Nonetheless, the court does not have an unfettered discretion to depart from the ordinary cost consequences set out in Part 36.14. The burden on a claimant who has failed to beat the defendant’s Part 36 offer to show injustice is a formidable obstacle to the obtaining of a different costs order. If that were not so, then the salutary purpose of Part 36, in promoting compromise and the avoidance of unnecessary expenditure of costs and court time, would be undermined.
In my judgment it would be unjust for Mr Smith to have to pay the Trust’s costs of these proceedings from 11 January 2012, in all the circumstances. My reasons follow. First, this was not, as far as I have been able to ascertain, primarily a case about money, for either of the parties. Mr Smith was seeking (in the event successfully) in effect to restore his reputation after being found guilty of gross misconduct, in particular in his treatment of fellow employees. The Trust was seeking to uphold the correctness, in contractual terms, of the conduct of its disciplinary procedures in relation to him. The case raised important matters of principle in relation to the interpretation and application of the Trust’s Code of Conduct and Equal Opportunities Policy.

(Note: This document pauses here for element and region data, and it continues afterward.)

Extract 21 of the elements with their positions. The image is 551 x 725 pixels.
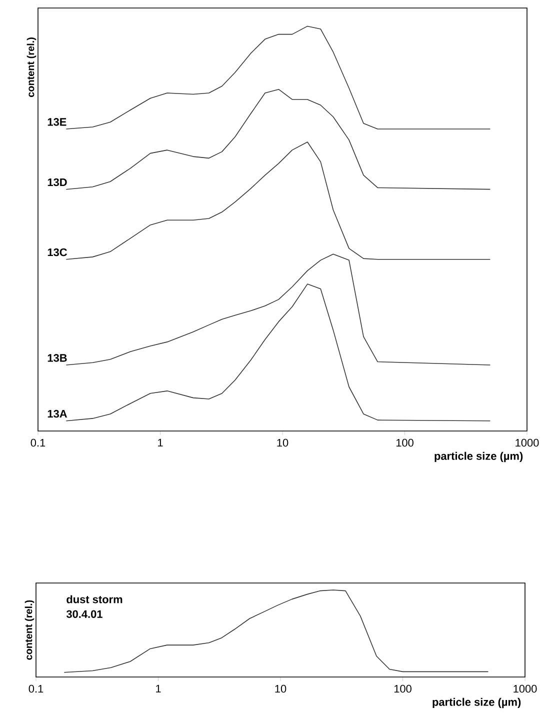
x-tick-label: 10 [275,684,286,693]
series-label: 13B [48,354,67,362]
y-axis-title: content (rel.) [24,600,34,660]
x-tick-label: 0.1 [28,684,44,693]
x-tick-label: 10 [277,438,288,447]
series-label: 13A [48,410,68,418]
x-axis-title: particle size (µm) [434,452,523,462]
annotation: 30.4.01 [66,610,102,618]
x-tick-label: 1 [158,438,163,446]
x-axis-title: particle size (µm) [432,698,521,708]
x-tick-label: 0.1 [30,438,46,447]
annotation: dust storm [66,595,122,604]
x-tick-label: 100 [396,438,414,447]
x-tick-label: 100 [394,684,412,693]
series-label: 13E [48,118,66,126]
series-label: 13D [48,178,67,186]
x-tick-label: 1000 [514,684,537,693]
x-tick-label: 1 [156,684,161,692]
series-label: 13C [48,248,67,256]
y-axis-title: content (rel.) [26,38,36,97]
x-tick-label: 1000 [516,438,539,447]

It was for those reasons that it was appropriate for the case to be transferred to the High Court at the beginning of the trial. Neither party opposed the transfer, and if the case had been primarily about the money in issue it would not have been transferred.
Secondly, the essential purpose behind Part 36 is to visit costs consequences upon parties of whom it can properly be said that they ought to have settled by accepting the other party’s offer, rather than taken the matter to trial. I consider that this was, unusually, a case properly taken to trial, by both parties. Settlement, upon Mr Smith obtaining £1,000 (a larger but still inadequate level of compensation) would have left the real matters in issue between the parties still unresolved, in circumstances where they were in a continuing relationship of employer and employee. By contrast, the outcome of the trial is that, although Mr Smith has not been reinstated, the Trust has made an apology to him and there is reason to suppose that their employment relationship may continue on a less unsatisfactory basis.
Thirdly, Mr Smith has in reality been the successful party. Although in form the proceedings were (after the striking out of the Convention rights claim) purely for damages for breach of contract they were in reality, and were perceived by both parties to be, about issues of liability, upon which Mr Smith succeeded.
I consider that justice would be served by making no order for costs. I do not regard it as just in all the circumstances to make the Trust pay Mr Smith’s costs, even though he was successful on the main bone of contention between the parties. This is mainly because I do not regard it as fair wholly to deprive the Trust of the protection intended to be afforded by Part 36, to the extent of leaving the Trust exposed to having to pay Mr Smith’s costs.
Nor do I regard it as unjust for Mr Smith to have to bear his own costs. He has been supported throughout by the Christian Institute. As between him and the Trust the responsibility for, and burden of, having failed to proceed in the Employment Tribunal in sufficient time must, whatever his personal reasons, lie with him. Furthermore he failed on the question whether some more generous basis for the quantification of damages should be applied. Thus to the limited extent that the case was about money, he was unsuccessful.
Accordingly, the costs of this litigation will lie where they fall, save that the costs order made upon the striking out of the Convention claim of course stands.